MCP dispatch needs no explicit gate: the agent only sees the MCPs it declared, so calls outside that set are structurally impossible.
Enforcement happens at runtime, not just at prompt time. Even if the LLM
ignores the <scope> block and tries to call a restricted tool, the dispatch
layer rejects it.
Sender restrictions
Not all base tools are available to all senders. bash is blocked for
non-CLI senders (gateway agents from Telegram, WeChat, etc.) because it
grants arbitrary shell access. read and edit have no sender
restriction — they are read-only or scoped mutations that are safe for
gateway agents. See #67.
Delegate CWD isolation
When delegating parallel tasks, the orchestrating agent can assign each
sub-agent a separate working directory via the cwd field on DelegateTask.
Tools resolve relative paths against the conversation CWD, so isolated CWDs
prevent concurrent sub-agents from trampling each other’s files. The edit
tool’s unique-match requirement provides a second layer: if another agent
changed the file between read and edit, old_string won’t match and the
edit fails — optimistic concurrency without locks.
Default agent
The default agent (primary) has no scope restrictions — empty lists on all three dimensions. Scoping is for sub-agents that need constrained access.
Alternatives
Denylist instead of whitelist. List what’s forbidden instead of what’s allowed. Rejected because allowlists are safer by default — a new tool or server is inaccessible until explicitly granted. Denylists require updating every time a new resource is added.
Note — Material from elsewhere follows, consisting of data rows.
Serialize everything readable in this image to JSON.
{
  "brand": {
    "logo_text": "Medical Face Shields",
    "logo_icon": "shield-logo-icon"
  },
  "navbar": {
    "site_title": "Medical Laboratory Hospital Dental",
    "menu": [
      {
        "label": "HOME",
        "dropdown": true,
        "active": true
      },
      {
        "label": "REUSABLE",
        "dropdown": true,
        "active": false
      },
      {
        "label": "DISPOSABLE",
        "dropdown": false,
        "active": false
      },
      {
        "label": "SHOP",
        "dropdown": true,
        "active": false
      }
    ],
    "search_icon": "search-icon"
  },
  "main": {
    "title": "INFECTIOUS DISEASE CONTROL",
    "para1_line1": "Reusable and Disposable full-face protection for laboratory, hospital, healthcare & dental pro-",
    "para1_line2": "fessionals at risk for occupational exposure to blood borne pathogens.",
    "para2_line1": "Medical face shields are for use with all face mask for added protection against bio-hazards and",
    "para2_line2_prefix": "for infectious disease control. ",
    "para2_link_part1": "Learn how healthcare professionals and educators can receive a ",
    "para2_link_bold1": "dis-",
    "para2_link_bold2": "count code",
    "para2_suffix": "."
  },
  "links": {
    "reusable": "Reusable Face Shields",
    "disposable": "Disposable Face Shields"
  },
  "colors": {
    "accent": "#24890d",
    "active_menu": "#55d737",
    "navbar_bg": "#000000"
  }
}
Prompt-only scoping. Tell the agent its restrictions in the prompt but don’t enforce at dispatch. Rejected because LLMs don’t reliably follow instructions — a determined or confused model will call tools it was told not to. Enforcement must be at the dispatch layer.
Unresolved Questions
- Should scoping support wildcard patterns (e.g.
mcp: search-*)? - Should scope violations be logged as security events for monitoring?